Paramount Vantage's John Lesher: It's a big leap from being an agent to a studio chief, but when your first release ("Babel") becomes a best picture nominee, you've done a great job of putting your company on the map.


Brad Grey: Already so unloved that he makes Bob Yari look like the Dalai Lama, Grey has much of the town rooting against him after his antics at the Golden Globes, which saw him popping up, Zelig-like, in every publicity shot and reserving seats for himself at each Paramount table, even bumping his own specialty division chief from the "Babel" table so Grey could be there when the cameras were rolling.

Harvey Weinstein: If it wasn't bad enough that we have his "Shakespeare in Love" microphone-hogging to blame for the academy's idiotic "three-producer" rule, Weinstein found himself so out of Oscar contention that he had to run a best actress campaign for Sienna Miller, who had about as good a chance of landing a nomination as the babes in "Turistas."

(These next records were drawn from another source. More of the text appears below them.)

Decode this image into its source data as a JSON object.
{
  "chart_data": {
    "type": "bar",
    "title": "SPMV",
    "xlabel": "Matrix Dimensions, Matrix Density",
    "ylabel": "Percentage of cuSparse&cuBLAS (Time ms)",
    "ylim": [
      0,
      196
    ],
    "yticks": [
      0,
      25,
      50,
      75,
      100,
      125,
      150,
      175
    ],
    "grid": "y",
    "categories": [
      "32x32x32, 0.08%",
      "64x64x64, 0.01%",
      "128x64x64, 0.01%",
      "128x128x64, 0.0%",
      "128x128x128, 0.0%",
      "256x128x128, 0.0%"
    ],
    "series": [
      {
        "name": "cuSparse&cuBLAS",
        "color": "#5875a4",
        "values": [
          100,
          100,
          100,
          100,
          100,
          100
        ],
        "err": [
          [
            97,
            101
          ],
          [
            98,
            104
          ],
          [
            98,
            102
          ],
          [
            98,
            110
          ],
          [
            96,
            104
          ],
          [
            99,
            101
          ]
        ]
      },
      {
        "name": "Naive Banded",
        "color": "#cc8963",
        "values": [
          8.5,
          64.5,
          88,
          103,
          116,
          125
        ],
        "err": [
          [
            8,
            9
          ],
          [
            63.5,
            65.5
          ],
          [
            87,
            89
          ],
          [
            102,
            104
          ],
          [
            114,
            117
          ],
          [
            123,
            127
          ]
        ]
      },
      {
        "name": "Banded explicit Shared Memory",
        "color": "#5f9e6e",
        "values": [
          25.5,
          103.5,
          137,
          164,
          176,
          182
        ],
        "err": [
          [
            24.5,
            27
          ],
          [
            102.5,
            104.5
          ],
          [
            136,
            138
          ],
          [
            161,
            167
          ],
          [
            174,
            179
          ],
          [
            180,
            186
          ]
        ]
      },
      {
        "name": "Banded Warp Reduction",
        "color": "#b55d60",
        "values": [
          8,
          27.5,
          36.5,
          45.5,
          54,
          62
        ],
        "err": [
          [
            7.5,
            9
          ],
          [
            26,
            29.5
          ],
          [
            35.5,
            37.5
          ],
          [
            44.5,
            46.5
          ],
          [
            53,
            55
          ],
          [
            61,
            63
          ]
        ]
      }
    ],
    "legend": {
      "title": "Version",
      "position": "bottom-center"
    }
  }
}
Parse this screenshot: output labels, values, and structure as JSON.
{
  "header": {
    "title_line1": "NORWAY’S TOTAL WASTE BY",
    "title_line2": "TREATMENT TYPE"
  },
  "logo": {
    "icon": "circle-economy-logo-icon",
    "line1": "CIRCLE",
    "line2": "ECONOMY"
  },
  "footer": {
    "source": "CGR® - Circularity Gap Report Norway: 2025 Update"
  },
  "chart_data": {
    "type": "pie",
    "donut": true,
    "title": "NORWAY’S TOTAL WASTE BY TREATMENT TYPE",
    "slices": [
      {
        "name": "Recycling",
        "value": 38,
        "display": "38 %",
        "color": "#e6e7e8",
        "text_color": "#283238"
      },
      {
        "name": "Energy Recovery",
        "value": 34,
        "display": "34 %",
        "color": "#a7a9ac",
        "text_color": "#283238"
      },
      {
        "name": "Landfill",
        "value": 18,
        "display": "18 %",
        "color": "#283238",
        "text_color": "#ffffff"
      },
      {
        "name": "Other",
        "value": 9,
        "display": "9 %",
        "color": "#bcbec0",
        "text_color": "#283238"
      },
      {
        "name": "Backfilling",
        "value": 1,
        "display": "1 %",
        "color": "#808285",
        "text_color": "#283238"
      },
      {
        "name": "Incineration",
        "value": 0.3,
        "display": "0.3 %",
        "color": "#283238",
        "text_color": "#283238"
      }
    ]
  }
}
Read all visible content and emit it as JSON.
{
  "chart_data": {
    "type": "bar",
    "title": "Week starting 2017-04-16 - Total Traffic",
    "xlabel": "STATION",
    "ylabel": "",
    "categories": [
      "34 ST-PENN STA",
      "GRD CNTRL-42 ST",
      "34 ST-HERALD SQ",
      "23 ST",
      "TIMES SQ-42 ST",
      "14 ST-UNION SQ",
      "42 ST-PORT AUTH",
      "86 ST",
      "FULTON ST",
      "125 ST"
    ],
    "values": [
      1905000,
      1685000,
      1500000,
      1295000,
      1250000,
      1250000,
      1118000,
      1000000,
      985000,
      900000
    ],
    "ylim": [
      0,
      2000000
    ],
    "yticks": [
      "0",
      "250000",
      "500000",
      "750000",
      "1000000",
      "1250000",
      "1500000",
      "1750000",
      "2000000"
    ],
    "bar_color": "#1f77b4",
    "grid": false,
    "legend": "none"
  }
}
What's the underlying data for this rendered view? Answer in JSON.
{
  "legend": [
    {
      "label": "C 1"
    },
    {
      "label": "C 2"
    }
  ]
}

David Geffen: You patiently wait 20 years until the right filmmaker comes along, assemble an all-star cast, carefully woo the media, earn plenty of admiring reviews, win a Golden Globe and then -- wham -- the academy bounces "Dreamgirls" out on its ear. Sometimes it's better to be an underdog than the favorite.

The Oscar bloggers: You'd think after the millions of words they wrote pontificating about the Oscars they could've come up with a better pick for best picture winner than "Dreamgirls."